Your faithful serf, Arkhip Savelievich.
There were several times, as I read the kind old man’s letter, that I couldn’t help smiling. I was in no state to answer Father myself; and Savelich’s letter was enough, I felt, to allay Mother’s anxiety.
From that day on everything changed. Maria Ivanovna hardly spoke to me and did her best to avoid me. I found it painful to visit the commandant’s house. Gradually I accustomed myself to sitting alone in my quarters. At first Vasilisa Yegorovna chided me for this but, seeing my determination, she left me in peace. I saw Ivan Kuzmich only when duty required it. I met Shvabrin rarely, and with reluctance, all the more so because I sensed in him a veiled hostility that confirmed my suspicions. My life became unbearable to me. I sank into a state of gloomy brooding, exacerbated by loneliness and inactivity. In solitude my love blazed all the more fiercely and became ever more of a torment. I lost the desire to read or write. I felt broken. I feared I should either go mad or fall into dissolute ways. But then unexpected events, which were to have a profound effect on my entire life, gave my
soul a powerful and salutary shock.
6. THE PUGACHOV REBELLION
Listen, young men, listen well
To what we old folk have to tell.
—SONG [1]
BEFORE recounting the strange events to which I was a witness, I need to say a few words about the situation in the province of Orenburg towards the end of the year 1773.

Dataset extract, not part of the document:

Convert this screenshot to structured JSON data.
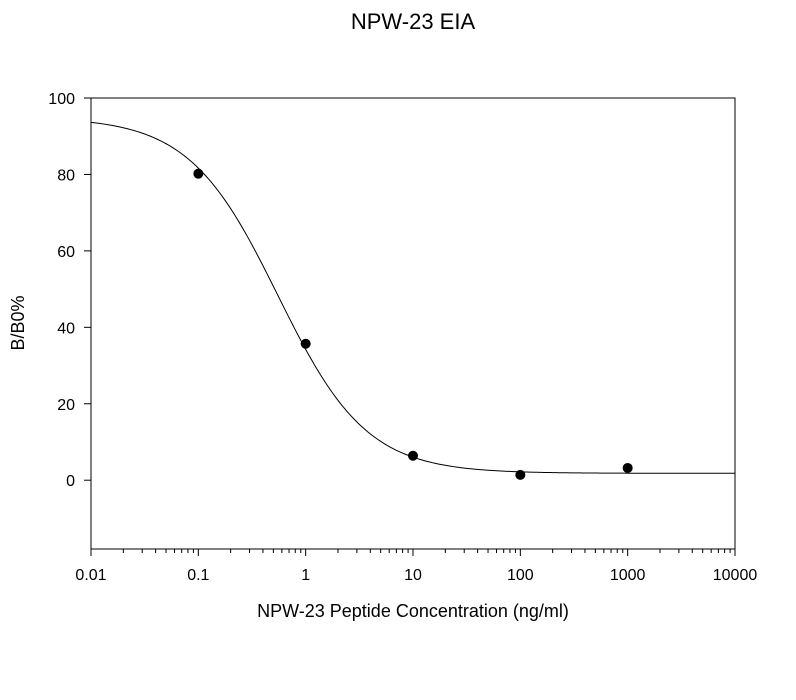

This large, rich province was inhabited by a number of half-wild peoples who had only recently come under Russian sovereignty. Their repeated uprisings and their unfamiliarity with laws and civic life meant that the government had to keep constant watch over them if it was not to lose control. Fortresses were built in strategic positions, and these fortresses were garrisoned for the main part by the Cossacks who had lived for many years on the banks of the Yaik. But the Yaik Cossacks whose duty it was to guard the peace and security of these parts were far from peaceable themselves; they too had for some time posed a threat to the government. In 1772 an insurrection had broken out in their biggest town. Its cause was the severity of the measures taken by Major General Traubenberg in order to bring the Cossacks to heel; what it led to was the barbarous slaughter of Traubenberg and a coup within the Cossack administration.[2] The revolt was put down by cannon shot and harsh reprisals.
All this had happened some time before I was posted to Fort Belogorsk. By then everything seemed quiet; the authorities, however, had been too ready to accept the apparent repentance of the wily rebels. They were nursing their anger in secret and waiting only for the right opportunity to foment more trouble.